Schwäbische Zeitung (Friedrichshafen)
Amsterdams Rasselbande will Mourinho nerven
Ajax versucht mit seiner 23 Jahre jungen Mannschaft, die Erfolge der Vergangenheit zu wiederholen
(SID/dpa/sz) - Die ganze Stadt trägt Rot und Weiß, die Spieler um Shootingstar Amin Younes fiebern dem Finale entgegen – nur einer versteht den Hype um Ajax Amsterdam überhaupt nicht. „Sie haben es nicht verdient, im Endspiel zu stehen“, sagte Manchester Uniteds José Mourinho vor ein paar Tagen. Dennoch wird sich der Portugiese heute im Europa-League-Endspiel mit den Niederländern messen müssen. „Sie haben ein Team für die Champions League und sind dort ausgeschieden. Ich denke, dass man nicht in zwei Wettbewerben spielen sollte“, stänkerte „The Angry One“: „Die Europa League sollte für Vereine sein, die auch nur dort gespielt haben. So wie wir.“
Wahrscheinlich waren Mourinhos Aussagen schlichtweg die erste Attacke im verbalen Scharmützel, das der 54-Jährige vor wichtigen Duellen bekanntlich allzu gerne führt. Vielleicht hat er sogar Angst vor der jungen Ajax-Mannschaft – über genügend (Sach-)Verstand sollte Mourinho jedenfalls verfügen, um die Leistung der Niederländer anzuerkennen. Zumal sie in der Königsklasse bereits früh in den Play-offs scheiterten.
Mit erfrischendem Offensiv-Fußball war die blutjunge Truppe um den künftigen deutschen Nationalspieler Younes in der Europa League durch die Gruppen- und K.o.-Phase gestürmt. Vor allem bei Younes, der dank seiner Leistungen von Joachim Löw für den Confed Cup berufen wurde, ist das Selbstvertrauen groß. „Wir glauben an unsere Stärke und haben auch gegen ein Team wie Manchester eine Chance“, sagt der 23-Jährige, dem einst in der Bundesliga der Durchbruch verwehrt blieb: „Ich bin extrem stolz auf das, was wir erreicht haben.“
Ähnlich sieht es Trainer Peter Bosz, der kürzlich auch bei Borussia Dortmund im Gespräch war. „Wir waren gut“, bilanzierte er und sagte in Richtung Mourinho: „Sonst hätten wir das Finale nicht erreicht. Ich glaube, dass alle Niederländer, nicht nur Ajax-Fans, auf uns stolz sein können.“
Schließlich hat der 33-malige Meister den Verein und das Land wieder „ein wenig auf die europäische Landkarte gestellt“, sagte das 17 Jahre alte Supertalent Matthijs de Ligt, einer dieser jungen Wilden im Team mit einem Altersschnitt von knapp 23 Jahren. Als der UEFA-Cup-Sieger von 1992 im Halbfinale den Geheimfavoriten Olympique Lyon mit 4:1 schlug, waren sieben von elf Spielern der Startelf 21 Jahre oder jünger. Die Art und Weise wie Ajax auftrumpft erinnert an die große Ära.

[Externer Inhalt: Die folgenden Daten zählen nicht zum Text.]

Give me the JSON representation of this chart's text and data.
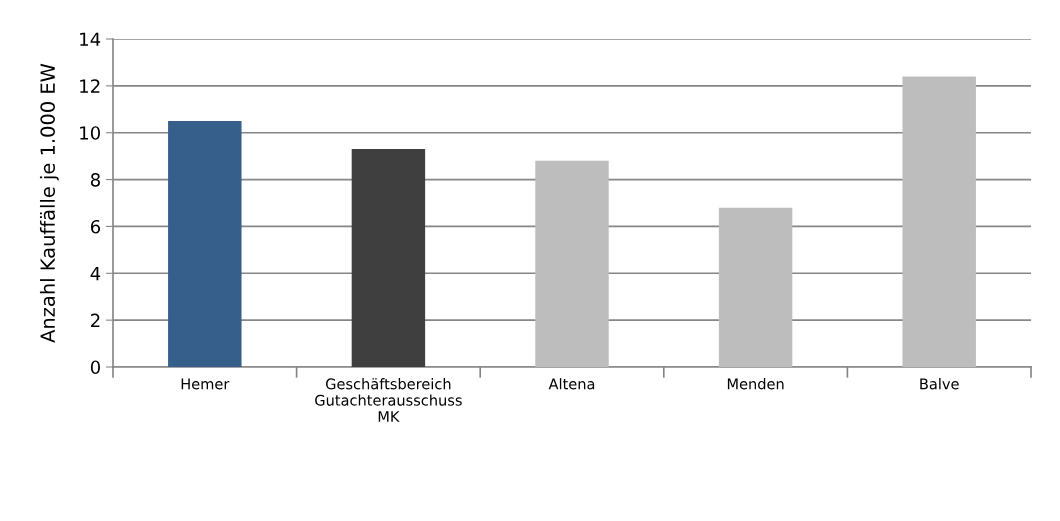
{
  "chart_data": {
    "type": "bar",
    "ylabel": "Anzahl Kauffälle je 1.000 EW",
    "categories": [
      "Hemer",
      "Geschäftsbereich Gutachterausschuss MK",
      "Altena",
      "Menden",
      "Balve"
    ],
    "values": [
      10.5,
      9.3,
      8.8,
      6.8,
      12.4
    ],
    "colors": [
      "#365f8c",
      "#3f3f3f",
      "#bdbdbd",
      "#bdbdbd",
      "#bdbdbd"
    ],
    "ylim": [
      0,
      14
    ],
    "yticks": [
      0,
      2,
      4,
      6,
      8,
      10,
      12,
      14
    ],
    "grid": "y",
    "legend": false
  }
}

In den glorreichen 1970er-Jahren war Johann Cruyff der König von Amsterdam gewesen, Mitte der 90er unter Trainer Louis van Gaal sorgten Stars wie Frank Rijkaard, Clarence Seedorf, Dennis Bergkamp oder Patrick Kluivert in Europa für Furore. Nun schicken sich Talente wie de Ligt, Kluivert-Sohn Justin (siehe Bericht rechts) oder Younes an, alte Zeiten wieder aufleben zu lassen.
Sollte die Chance heute genutzt werden, würde Ajax den ersten internationalen Titel seit 22 Jahren feiern. Die letzte Meisterschaft holte der Club 2014 – kein Wunder also, dass der Erfolgshunger riesig ist. „Wir wollen etwas in den Händen halten. Der Sieg in der Europa League wäre der Jackpot“, sagte Kapitän Davy Klaassen.
Einer hat jedoch was dagegen, er sitzt bei United auf der Bank. „Endspiele machen immer Spaß. Die Europa League ist ein großer, wunderschöner Wettbewerb, den ich gewinnen will“, sagte Mourinho. Sollte er es schaffen, wäre die Qualifikation für die Champions League perfekt – und das Jammern über Absteiger in die Europa League endlich beendet.